Para absorver a demanda, a OS contratou 108 profissionais de saúde, aumento “de 24%, totalizando 558 colaboradores”, segundo a prefeitura. Criadas em 1998, as organizações sociais são entidades civis sem fins lucrativos contratadas pela União, estados e municípios para administrar em seu lugar serviços públicos, como assistência à saúde.

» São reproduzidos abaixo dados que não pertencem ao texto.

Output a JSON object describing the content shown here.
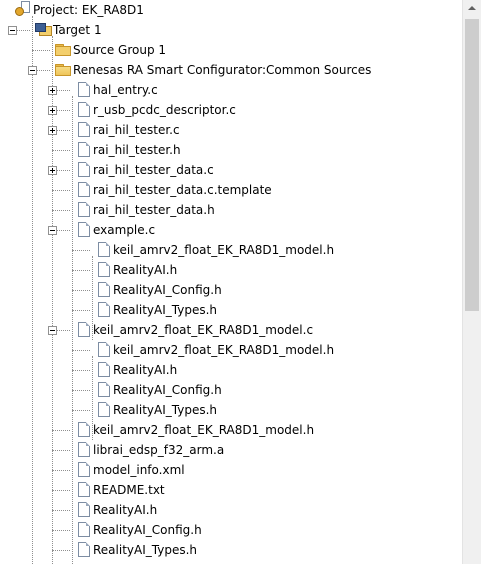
{
  "tree": [
    {
      "label": "Project: EK_RA8D1",
      "icon": "project-icon",
      "level": 0,
      "expander": "minus"
    },
    {
      "label": "Target 1",
      "icon": "target-icon",
      "level": 1,
      "expander": "minus"
    },
    {
      "label": "Source Group 1",
      "icon": "folder-icon",
      "level": 2,
      "expander": "none"
    },
    {
      "label": "Renesas RA Smart Configurator:Common Sources",
      "icon": "folder-open-icon",
      "level": 2,
      "expander": "minus"
    },
    {
      "label": "hal_entry.c",
      "icon": "file-icon",
      "level": 3,
      "expander": "plus"
    },
    {
      "label": "r_usb_pcdc_descriptor.c",
      "icon": "file-icon",
      "level": 3,
      "expander": "plus"
    },
    {
      "label": "rai_hil_tester.c",
      "icon": "file-icon",
      "level": 3,
      "expander": "plus"
    },
    {
      "label": "rai_hil_tester.h",
      "icon": "file-icon",
      "level": 3,
      "expander": "none"
    },
    {
      "label": "rai_hil_tester_data.c",
      "icon": "file-icon",
      "level": 3,
      "expander": "plus"
    },
    {
      "label": "rai_hil_tester_data.c.template",
      "icon": "file-icon",
      "level": 3,
      "expander": "none"
    },
    {
      "label": "rai_hil_tester_data.h",
      "icon": "file-icon",
      "level": 3,
      "expander": "none"
    },
    {
      "label": "example.c",
      "icon": "file-icon",
      "level": 3,
      "expander": "minus"
    },
    {
      "label": "keil_amrv2_float_EK_RA8D1_model.h",
      "icon": "file-icon",
      "level": 4,
      "expander": "none"
    },
    {
      "label": "RealityAI.h",
      "icon": "file-icon",
      "level": 4,
      "expander": "none"
    },
    {
      "label": "RealityAI_Config.h",
      "icon": "file-icon",
      "level": 4,
      "expander": "none"
    },
    {
      "label": "RealityAI_Types.h",
      "icon": "file-icon",
      "level": 4,
      "expander": "none"
    },
    {
      "label": "keil_amrv2_float_EK_RA8D1_model.c",
      "icon": "file-icon",
      "level": 3,
      "expander": "minus"
    },
    {
      "label": "keil_amrv2_float_EK_RA8D1_model.h",
      "icon": "file-icon",
      "level": 4,
      "expander": "none"
    },
    {
      "label": "RealityAI.h",
      "icon": "file-icon",
      "level": 4,
      "expander": "none"
    },
    {
      "label": "RealityAI_Config.h",
      "icon": "file-icon",
      "level": 4,
      "expander": "none"
    },
    {
      "label": "RealityAI_Types.h",
      "icon": "file-icon",
      "level": 4,
      "expander": "none"
    },
    {
      "label": "keil_amrv2_float_EK_RA8D1_model.h",
      "icon": "file-icon",
      "level": 3,
      "expander": "none"
    },
    {
      "label": "librai_edsp_f32_arm.a",
      "icon": "file-icon",
      "level": 3,
      "expander": "none"
    },
    {
      "label": "model_info.xml",
      "icon": "file-icon",
      "level": 3,
      "expander": "none"
    },
    {
      "label": "README.txt",
      "icon": "file-icon",
      "level": 3,
      "expander": "none"
    },
    {
      "label": "RealityAI.h",
      "icon": "file-icon",
      "level": 3,
      "expander": "none"
    },
    {
      "label": "RealityAI_Config.h",
      "icon": "file-icon",
      "level": 3,
      "expander": "none"
    },
    {
      "label": "RealityAI_Types.h",
      "icon": "file-icon",
      "level": 3,
      "expander": "none"
    }
  ],
  "scrollbar": {
    "up_icon": "scroll-up-arrow-icon"
  }
}
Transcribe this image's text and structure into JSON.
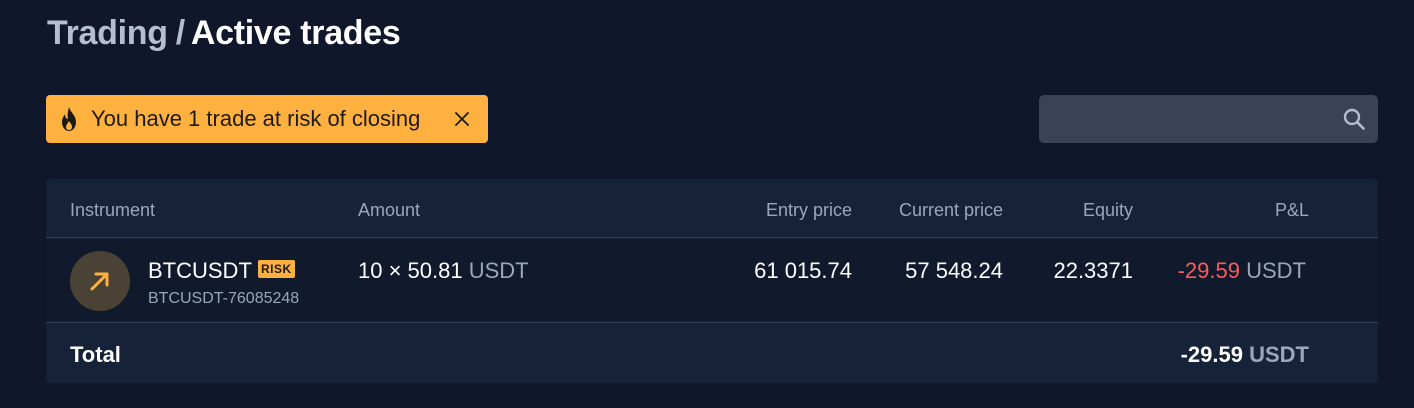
{
  "breadcrumb": {
    "parent": "Trading",
    "separator": "/",
    "current": "Active trades"
  },
  "alert": {
    "text": "You have 1 trade at risk of closing",
    "icon": "flame-icon",
    "close_icon": "close-icon"
  },
  "search": {
    "value": "",
    "placeholder": "",
    "icon": "search-icon"
  },
  "table": {
    "headers": {
      "instrument": "Instrument",
      "amount": "Amount",
      "entry_price": "Entry price",
      "current_price": "Current price",
      "equity": "Equity",
      "pnl": "P&L"
    },
    "rows": [
      {
        "icon": "arrow-up-right-icon",
        "instrument": "BTCUSDT",
        "badge": "RISK",
        "trade_id": "BTCUSDT-76085248",
        "amount": "10 × 50.81",
        "amount_unit": "USDT",
        "entry_price": "61 015.74",
        "current_price": "57 548.24",
        "equity": "22.3371",
        "pnl": "-29.59",
        "pnl_unit": "USDT"
      }
    ],
    "total": {
      "label": "Total",
      "value": "-29.59",
      "unit": "USDT"
    }
  },
  "colors": {
    "background": "#10172a",
    "alert": "#ffb13f",
    "negative": "#ff5a5a",
    "muted": "#9aa6bb"
  }
}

Apesar das contratações na UPA, o número é considerado insuficiente por enfermeiros e médicos, que em alguns casos dobram plantões. Exaustos, há relatos de afastamentos por covid-19 e por abalo psicológico, uma taxa que “não ultrapassou 1% desde o início da pandemia”, garante a secretaria.

No começo do mês uma enfermeira desmaiou no corredor da UPA porque trabalhou três dias seguidos. “Ela foi para casa, ficou 24 horas descansando e voltou ao combate”, diz um funcionário do local.

Vi de tudo enquanto fiquei na UPA. Um senhor ouviu um ‘não’ quando pediu água. Fiz oração a Deus para me tirar de lá porque estava com muito medo
Aureny de Almeida dos Santos, cabeleireira

Do lado de fora, a angústia era de seu filho, o gerente de restaurante Fabio Almeida dos Santos, 39, que chegou à UPA com dona Aureny na madrugada do sábado, 20 de março. Aguardou por notícias até as 6h da manhã, quando a recepcionista pediu que ele voltasse outra hora.

“Naquela madrugada, vi quatro famílias chorando a morte de alguém. Voltei às 16h, quando me disseram que ela seria internada, mas continuei sem saber detalhes sobre seu estado de saúde”, conta Fabio.

Dona Aureny de Almeida dos Santos, 57, ao deixar o hospital após internação de 12 dias (Foto: Arquivo Pessoal)

Apesar da insistência, ele ficou dois dias sem receber qualquer informação sobre a mãe. Estarrecido, soube apenas na segunda-feira que ela havia sido transferida para o Hospital Municipal Guarapiranga, também na zona sul, onde ficou internada por 12 dias.

“Deus escutou minhas orações porque no sábado eu fui retirada daquela UPA”, diz Aureny.

Dona Eurides Maria, 61, não teve a mesma sorte. Após sentir falta ar no dia 15 de março, ela procurou a UPA Macedônia, zona sul. No dia seguinte, o posto comunicou à família que dona Eurides seria transferida para uma unidade de referência, mas não revelou que o destino era a UPA Campo Limpo.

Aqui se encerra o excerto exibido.